Recipes > Dinner

Crunchy Creole Ranch Salmon

Prep Time

5 minutes

Cook Time

25 minutes


2-4 people

This one-pot meal is quick, delicious and makes for easy cleanup. Tony’s Creole-Style Ranch Dressing keeps the meat moist and provides lots of flavor.

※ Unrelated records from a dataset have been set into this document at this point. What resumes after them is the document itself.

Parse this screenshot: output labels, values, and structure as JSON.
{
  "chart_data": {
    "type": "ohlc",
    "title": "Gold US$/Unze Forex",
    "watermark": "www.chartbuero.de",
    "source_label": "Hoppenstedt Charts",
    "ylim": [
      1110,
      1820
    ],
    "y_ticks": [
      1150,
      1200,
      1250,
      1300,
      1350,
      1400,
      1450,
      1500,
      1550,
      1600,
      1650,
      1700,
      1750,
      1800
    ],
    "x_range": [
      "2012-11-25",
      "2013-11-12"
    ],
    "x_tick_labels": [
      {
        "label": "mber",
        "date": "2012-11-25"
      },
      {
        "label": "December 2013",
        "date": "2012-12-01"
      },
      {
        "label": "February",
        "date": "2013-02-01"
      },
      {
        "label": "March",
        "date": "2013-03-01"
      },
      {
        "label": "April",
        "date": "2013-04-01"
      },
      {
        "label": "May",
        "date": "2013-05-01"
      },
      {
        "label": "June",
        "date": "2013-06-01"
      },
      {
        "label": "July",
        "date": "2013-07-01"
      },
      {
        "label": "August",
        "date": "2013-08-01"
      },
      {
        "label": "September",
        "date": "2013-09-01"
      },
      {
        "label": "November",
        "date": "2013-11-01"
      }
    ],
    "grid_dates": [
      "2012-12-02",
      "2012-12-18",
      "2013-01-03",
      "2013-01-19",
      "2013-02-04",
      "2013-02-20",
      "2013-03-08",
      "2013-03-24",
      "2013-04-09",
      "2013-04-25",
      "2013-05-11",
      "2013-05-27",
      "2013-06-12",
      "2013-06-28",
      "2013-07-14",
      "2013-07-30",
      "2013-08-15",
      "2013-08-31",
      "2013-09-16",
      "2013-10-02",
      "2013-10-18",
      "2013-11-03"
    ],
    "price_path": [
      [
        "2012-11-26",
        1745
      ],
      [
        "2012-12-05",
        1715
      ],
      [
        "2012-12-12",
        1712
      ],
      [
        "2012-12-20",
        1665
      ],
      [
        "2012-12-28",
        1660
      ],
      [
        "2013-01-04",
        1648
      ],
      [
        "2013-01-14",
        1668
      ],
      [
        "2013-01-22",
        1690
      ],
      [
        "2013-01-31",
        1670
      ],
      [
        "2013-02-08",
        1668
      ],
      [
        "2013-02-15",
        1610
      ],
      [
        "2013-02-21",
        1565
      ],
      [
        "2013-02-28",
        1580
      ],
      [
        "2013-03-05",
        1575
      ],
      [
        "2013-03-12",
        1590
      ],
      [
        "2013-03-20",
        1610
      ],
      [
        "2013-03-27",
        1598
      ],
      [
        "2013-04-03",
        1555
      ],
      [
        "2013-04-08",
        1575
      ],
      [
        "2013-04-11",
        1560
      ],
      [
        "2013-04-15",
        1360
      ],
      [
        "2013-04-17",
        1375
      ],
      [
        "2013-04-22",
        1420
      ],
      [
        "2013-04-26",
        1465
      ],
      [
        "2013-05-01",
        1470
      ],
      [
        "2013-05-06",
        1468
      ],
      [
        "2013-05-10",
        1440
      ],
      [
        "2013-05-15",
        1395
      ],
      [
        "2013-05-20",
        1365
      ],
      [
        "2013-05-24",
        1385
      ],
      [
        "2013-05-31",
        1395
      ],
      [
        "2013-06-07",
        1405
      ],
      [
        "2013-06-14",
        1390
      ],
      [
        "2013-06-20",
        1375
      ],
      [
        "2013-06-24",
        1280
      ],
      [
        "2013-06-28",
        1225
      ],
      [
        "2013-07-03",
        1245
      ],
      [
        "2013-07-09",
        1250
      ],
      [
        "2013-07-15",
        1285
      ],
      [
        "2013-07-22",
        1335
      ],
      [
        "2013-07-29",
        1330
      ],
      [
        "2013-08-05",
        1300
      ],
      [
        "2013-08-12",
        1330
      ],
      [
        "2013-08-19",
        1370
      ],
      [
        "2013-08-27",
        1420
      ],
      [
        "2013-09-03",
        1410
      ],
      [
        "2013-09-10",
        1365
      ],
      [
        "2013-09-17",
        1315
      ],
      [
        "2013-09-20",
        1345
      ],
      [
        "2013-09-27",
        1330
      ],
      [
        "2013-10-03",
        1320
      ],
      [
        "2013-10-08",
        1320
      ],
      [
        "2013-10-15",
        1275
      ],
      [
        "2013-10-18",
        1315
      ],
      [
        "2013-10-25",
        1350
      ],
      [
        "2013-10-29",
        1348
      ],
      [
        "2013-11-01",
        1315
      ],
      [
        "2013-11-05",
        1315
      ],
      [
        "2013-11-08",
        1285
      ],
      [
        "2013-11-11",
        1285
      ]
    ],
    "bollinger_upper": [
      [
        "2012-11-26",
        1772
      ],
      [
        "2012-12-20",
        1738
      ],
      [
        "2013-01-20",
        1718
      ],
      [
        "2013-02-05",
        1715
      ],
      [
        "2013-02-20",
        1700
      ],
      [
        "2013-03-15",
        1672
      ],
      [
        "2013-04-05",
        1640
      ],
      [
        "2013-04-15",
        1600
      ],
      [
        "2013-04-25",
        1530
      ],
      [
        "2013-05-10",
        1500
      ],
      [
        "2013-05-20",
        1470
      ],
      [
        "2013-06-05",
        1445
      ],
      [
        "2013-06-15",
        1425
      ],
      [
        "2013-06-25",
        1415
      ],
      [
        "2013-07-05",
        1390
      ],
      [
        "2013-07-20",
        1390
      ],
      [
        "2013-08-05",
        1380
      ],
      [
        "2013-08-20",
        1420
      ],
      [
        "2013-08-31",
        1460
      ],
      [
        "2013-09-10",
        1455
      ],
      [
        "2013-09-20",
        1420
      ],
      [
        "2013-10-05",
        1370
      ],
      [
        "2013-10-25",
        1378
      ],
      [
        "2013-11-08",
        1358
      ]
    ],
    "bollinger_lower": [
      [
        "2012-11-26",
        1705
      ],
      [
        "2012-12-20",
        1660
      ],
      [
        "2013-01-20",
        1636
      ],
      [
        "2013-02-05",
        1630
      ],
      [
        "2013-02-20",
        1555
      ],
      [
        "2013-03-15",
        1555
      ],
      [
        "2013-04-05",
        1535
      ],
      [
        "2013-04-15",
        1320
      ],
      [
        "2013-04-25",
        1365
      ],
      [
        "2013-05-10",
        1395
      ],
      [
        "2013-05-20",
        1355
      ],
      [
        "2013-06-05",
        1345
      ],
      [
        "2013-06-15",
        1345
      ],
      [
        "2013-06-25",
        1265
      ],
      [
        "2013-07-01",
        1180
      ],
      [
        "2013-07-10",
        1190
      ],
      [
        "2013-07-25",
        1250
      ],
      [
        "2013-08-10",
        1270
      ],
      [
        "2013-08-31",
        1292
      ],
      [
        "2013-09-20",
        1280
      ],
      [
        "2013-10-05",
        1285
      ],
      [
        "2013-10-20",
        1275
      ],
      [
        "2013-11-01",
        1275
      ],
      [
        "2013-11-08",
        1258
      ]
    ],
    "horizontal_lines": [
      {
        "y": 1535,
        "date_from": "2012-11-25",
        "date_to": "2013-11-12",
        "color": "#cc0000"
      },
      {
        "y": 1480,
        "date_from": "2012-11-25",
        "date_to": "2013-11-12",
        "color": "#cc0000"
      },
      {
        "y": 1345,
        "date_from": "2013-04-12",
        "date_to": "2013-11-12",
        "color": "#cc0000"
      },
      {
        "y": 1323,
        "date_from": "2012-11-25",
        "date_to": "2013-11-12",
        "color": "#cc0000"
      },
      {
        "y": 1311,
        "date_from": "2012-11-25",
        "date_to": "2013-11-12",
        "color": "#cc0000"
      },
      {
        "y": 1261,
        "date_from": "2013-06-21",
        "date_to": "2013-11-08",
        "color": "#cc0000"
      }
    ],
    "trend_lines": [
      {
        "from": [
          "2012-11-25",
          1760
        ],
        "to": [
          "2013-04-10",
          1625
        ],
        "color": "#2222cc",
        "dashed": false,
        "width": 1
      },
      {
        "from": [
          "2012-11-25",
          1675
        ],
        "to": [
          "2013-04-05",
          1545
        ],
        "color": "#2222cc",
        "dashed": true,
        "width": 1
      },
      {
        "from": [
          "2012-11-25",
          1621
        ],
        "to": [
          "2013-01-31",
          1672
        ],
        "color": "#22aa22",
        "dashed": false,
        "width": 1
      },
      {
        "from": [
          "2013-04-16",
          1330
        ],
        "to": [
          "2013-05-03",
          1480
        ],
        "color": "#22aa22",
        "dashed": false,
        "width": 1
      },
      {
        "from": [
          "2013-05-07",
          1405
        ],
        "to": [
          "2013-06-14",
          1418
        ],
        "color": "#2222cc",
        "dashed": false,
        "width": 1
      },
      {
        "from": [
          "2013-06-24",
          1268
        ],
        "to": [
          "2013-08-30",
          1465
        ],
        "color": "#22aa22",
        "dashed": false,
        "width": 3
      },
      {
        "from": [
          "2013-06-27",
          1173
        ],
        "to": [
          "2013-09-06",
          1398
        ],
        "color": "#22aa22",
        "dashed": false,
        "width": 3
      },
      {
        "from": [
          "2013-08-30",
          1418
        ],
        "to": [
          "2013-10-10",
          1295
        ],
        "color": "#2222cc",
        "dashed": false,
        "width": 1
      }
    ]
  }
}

You have to try this recipe by James Beard Award-winning Chef Virginia Willis.

Crunchy Creole Ranch Salmon

Kitchen Tip : Crunchy Creole Ranch Salmon


  • 1 Cup Panko Breadcrumbs

  • Zest of 1 Lemon (Optional)

  • 2 Tablespoons Fresh Parsley, Chopped

  • 1 Clove Garlic, Chopped

  • Pinch of Tony’s Original Creole Seasoning

  • 1 Teaspoon Olive Oil

  • 1 Bag (15 Ounces) of Chickpeas, Drained

  • 1 Pound Asparagus, Trimmed

  • 3 Tablespoons Tony’s Creole-Style Ranch Dressing

  • 24 Ounces Boneless, Skinless Salmon Filet or 4 Boneless Skinless Chicken Breasts

  • Clear


  1. Heat the oven to 350°F.
  2. In a small bowl, combine the panko, lemon zest, parsley, garlic, Tony’s Original Creole Seasoning and oil. Set aside.
  3. Place the drained chickpeas and asparagus in a large ovenproof skillet. Add 1 tablespoon of Tony’s Creole-Style Ranch Dressing. Stir to combine.
  4. Place the salmon fillets on top of the vegetables. Spread the remaining Tony’s Creole-Style Ranch Dressing on top of the salmon. Sprinkle over reserved panko combination.
  5. Transfer to the oven and cook until the asparagus is tender and the chickpeas are heated through.
  6. Remove from the oven and serve once salmon reaches 130-145°F or the chicken reaches 165°F.